A residue-based toxicokinetic model for pulse-exposure toxicity in aquatic systems



This pulse-exposure model (PULSETOX) is based on the simple one-compartment first-order kinetics (1CFOK) equation. It tracks the accumulation of waterborne organic chemicals by fish and predicts acute toxicity by means of previously established relationships between whole-body residues and lethality. The predictive capabilities of the model were tested with a data set of 27 acute pulse-exposure lethality tests with larval fathead minnows (Pimephales promelas) exposed to pentachlorophenol (PCP). Tests included eight single exposures (2 to 96 h) and 19 multiple exposures, which varied in the number (2 to 15) and duration (2 to 24 h) of pulses, and time interval between pulses (6 to 24 h). Experimental work included determination of 1CFOK kinetics parameters from [14C]PCP uptake and clearance, and from time-toxicity curves. Lethality was expected in any exposure regime where the fish reaches or exceeds the critical body residue (CBR) of 0.30 mmol PCP/kg fish (sd, ±0.02; n = 11).

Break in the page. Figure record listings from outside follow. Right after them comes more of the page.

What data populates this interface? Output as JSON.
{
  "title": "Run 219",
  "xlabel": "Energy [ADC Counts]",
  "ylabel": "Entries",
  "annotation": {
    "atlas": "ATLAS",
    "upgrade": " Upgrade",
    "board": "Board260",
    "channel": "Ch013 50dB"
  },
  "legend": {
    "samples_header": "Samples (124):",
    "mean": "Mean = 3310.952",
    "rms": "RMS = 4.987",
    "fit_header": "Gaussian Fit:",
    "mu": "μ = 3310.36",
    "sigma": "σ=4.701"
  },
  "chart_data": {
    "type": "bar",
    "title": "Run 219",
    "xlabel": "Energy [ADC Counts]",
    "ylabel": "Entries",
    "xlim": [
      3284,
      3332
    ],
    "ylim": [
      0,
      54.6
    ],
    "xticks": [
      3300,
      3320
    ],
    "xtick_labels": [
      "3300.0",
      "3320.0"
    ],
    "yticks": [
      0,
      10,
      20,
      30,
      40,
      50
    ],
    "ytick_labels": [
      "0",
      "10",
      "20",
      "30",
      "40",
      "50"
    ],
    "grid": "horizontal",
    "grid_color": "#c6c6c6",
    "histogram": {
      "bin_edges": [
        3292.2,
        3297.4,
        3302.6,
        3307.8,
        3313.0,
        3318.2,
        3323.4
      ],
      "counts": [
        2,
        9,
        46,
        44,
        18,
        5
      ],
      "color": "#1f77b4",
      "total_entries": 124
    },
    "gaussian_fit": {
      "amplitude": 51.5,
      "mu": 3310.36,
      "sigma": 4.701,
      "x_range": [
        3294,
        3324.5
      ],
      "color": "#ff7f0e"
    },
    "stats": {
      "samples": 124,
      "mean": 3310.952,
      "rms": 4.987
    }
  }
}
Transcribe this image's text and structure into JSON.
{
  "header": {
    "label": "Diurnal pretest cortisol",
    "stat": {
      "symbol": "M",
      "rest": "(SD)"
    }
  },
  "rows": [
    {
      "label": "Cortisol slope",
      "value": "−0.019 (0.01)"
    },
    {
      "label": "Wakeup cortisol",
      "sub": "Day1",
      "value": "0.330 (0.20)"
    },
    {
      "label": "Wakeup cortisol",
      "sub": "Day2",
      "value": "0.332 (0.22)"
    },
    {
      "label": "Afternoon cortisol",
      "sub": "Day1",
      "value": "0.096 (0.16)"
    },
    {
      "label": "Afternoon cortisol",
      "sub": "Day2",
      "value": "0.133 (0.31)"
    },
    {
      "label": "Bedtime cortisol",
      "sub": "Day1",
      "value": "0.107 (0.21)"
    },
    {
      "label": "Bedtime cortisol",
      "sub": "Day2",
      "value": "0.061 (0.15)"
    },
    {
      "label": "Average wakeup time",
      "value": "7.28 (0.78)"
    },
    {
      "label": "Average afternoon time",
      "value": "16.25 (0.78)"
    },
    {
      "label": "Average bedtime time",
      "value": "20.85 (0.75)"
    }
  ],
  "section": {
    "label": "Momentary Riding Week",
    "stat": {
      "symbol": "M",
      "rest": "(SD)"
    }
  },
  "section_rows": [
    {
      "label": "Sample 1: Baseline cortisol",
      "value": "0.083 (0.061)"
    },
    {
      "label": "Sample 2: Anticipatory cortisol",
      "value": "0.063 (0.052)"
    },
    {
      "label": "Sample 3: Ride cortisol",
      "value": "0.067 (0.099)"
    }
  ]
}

Using the CBR endpoint, the model accounted for between 90 and 93% of variability in the observed lethality data, depending on the toxicokinetic parameters employed. Predictive power of the model was optimized by using kinetics parameters derived from the toxicity curve for pulse-toxicity tests as shown by the regression: predicted LC50 = 1.04±(observed LC50) + 0.01 (p < 0.001, r2 = 0.94, n = 27).